En 1991, ciento setenta y dos años después, en un programa “60 Minutes” de la televisión en los Estados Unidos se trajo nuevamente el tema a colación en relación a unos artículos de investigación publicados. Para sorpresa de todos, el consumo de vino tinto subió casi un 50% en las semanas siguientes. Desde entonces se conoce a esta relación, más o menos estadística, como “La Paradoja Francesa”.

¿Existe algo de verdad en ella? Parece ser que si. En artículos recientemente publicados se ha probado que la enfermedad coronaria es tres veces menor en hombres franceses entre 35 y 74 años que en los norteamericanos de la misma edad. ¿Será entonces el vino tinto? Es cierto que los norteamericanos consumen grandes cantidades de grasas de pésima calidad (trash food) y los franceses consumen grasas naturales, pero también es cierto que el vino tinto contiene elementos de la cáscara de la uva -resveratrol y procianidinas- que parecen tener un marcado efecto antioxidante.

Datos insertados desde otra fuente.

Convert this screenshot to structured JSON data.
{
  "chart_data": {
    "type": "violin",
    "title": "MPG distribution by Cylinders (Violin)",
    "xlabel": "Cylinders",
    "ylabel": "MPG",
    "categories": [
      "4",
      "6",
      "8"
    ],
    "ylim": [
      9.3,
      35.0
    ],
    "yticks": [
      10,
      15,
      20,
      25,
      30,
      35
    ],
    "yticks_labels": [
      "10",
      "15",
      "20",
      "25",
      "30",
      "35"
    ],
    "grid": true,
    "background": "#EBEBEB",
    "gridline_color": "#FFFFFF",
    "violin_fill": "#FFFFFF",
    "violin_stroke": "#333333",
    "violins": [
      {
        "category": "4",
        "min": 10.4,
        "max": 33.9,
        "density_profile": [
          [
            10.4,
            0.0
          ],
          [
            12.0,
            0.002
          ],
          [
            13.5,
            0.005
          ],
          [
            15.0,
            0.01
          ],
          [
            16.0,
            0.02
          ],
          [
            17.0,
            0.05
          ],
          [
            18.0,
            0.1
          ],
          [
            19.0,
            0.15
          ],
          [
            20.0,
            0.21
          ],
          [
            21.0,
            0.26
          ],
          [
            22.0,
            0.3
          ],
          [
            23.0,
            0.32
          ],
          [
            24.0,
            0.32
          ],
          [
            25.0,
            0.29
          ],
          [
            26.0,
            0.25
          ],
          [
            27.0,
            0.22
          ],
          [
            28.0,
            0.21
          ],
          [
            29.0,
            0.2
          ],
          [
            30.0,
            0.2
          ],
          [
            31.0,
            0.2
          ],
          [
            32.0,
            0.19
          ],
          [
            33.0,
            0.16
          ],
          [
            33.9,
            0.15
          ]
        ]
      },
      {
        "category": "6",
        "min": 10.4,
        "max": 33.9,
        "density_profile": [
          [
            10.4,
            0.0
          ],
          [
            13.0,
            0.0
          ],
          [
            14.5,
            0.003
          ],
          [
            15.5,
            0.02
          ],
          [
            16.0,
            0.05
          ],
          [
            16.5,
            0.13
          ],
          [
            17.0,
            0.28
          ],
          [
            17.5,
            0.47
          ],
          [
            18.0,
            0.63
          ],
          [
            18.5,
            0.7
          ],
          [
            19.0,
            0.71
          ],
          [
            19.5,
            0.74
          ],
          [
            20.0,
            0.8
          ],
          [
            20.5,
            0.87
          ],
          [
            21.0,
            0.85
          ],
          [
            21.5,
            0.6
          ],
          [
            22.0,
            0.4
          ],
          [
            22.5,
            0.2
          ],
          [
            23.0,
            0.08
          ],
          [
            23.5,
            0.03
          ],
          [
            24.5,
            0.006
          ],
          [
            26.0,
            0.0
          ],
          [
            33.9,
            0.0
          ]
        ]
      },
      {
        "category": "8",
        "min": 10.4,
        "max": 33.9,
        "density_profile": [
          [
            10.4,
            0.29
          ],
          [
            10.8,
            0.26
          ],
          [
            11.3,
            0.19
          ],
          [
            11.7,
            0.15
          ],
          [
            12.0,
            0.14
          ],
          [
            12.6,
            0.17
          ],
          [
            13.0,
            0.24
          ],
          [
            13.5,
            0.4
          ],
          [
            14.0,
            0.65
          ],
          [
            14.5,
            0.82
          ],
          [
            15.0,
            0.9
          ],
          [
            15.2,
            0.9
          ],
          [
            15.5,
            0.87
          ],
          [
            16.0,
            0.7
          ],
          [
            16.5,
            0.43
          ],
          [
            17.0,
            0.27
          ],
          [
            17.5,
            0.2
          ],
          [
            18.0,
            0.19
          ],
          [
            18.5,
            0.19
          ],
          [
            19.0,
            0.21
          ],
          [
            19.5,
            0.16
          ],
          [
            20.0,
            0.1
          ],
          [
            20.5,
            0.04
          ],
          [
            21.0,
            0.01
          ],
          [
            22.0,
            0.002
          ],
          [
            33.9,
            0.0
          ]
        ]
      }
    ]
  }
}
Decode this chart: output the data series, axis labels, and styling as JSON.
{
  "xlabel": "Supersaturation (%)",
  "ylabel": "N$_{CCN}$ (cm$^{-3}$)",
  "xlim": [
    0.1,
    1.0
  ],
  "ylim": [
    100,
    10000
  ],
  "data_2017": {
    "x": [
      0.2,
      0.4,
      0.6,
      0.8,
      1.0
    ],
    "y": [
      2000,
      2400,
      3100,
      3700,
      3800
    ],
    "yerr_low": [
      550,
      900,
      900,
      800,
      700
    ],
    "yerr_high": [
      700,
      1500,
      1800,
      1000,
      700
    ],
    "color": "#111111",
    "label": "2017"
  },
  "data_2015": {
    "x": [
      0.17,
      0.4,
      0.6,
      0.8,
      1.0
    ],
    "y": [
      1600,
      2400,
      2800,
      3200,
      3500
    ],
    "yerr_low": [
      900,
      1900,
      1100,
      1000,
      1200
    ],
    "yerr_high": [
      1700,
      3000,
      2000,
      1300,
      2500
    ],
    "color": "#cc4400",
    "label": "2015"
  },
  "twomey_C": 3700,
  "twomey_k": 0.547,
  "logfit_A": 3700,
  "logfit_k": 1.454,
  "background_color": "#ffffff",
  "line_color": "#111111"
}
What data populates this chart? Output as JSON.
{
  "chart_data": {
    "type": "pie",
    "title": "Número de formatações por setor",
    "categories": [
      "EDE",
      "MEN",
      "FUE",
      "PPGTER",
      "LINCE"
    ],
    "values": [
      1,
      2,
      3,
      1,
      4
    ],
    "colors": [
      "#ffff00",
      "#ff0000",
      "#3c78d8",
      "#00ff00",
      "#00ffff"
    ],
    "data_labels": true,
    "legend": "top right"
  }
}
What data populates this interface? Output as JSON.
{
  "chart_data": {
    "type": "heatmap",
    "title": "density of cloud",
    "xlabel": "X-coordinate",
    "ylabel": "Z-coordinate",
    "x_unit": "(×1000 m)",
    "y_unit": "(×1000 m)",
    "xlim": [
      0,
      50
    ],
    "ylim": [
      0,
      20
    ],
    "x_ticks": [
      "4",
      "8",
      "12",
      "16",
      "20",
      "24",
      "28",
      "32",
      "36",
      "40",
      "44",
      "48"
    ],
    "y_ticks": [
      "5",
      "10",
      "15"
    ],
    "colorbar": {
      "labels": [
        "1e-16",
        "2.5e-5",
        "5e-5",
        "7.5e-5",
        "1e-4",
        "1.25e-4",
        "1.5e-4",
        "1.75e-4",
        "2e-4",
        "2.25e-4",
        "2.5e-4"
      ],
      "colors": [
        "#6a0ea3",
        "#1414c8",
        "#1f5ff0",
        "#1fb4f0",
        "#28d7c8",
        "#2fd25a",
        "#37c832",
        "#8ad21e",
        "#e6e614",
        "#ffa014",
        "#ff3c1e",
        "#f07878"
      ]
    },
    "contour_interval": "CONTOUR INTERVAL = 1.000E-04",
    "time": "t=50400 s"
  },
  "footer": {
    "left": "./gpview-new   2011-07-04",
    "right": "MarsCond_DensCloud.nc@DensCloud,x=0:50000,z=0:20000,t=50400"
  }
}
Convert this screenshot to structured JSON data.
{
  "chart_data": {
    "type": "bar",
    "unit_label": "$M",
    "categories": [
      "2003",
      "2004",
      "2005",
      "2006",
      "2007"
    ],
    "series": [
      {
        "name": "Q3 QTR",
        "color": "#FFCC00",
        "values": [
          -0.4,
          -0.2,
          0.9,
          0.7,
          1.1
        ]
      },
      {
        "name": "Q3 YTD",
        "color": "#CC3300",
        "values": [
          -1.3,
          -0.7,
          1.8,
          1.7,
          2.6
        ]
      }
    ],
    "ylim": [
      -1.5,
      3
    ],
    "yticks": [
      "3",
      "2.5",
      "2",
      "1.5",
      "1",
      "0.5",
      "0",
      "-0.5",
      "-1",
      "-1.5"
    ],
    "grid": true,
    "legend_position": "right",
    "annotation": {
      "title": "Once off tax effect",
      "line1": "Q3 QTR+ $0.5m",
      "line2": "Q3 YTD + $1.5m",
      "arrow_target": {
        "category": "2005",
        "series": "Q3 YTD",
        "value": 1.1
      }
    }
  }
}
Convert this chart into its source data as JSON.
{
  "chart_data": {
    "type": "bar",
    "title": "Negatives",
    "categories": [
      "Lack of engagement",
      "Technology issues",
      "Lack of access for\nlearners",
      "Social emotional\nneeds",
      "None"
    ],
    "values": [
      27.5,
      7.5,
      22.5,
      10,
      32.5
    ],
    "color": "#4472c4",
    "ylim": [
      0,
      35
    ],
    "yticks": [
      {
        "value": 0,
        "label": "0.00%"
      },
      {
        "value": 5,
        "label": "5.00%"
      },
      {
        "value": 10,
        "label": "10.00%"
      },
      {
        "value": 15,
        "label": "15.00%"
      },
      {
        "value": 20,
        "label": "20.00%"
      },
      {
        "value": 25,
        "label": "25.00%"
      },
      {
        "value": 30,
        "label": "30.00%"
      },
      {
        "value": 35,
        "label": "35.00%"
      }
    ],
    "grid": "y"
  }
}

No obstante, no debemos perder de vista que los franceses tienen una mayor actividad física que los norteamericanos, consumen menos carbohidratos, ingieren menos cantidad de comida y, sobre todo, hacen de la comida un placer, a diferencia de los norteamericanos que se limitan a “poner combustible en el tanque”. Las investigaciones continúan. Decida usted.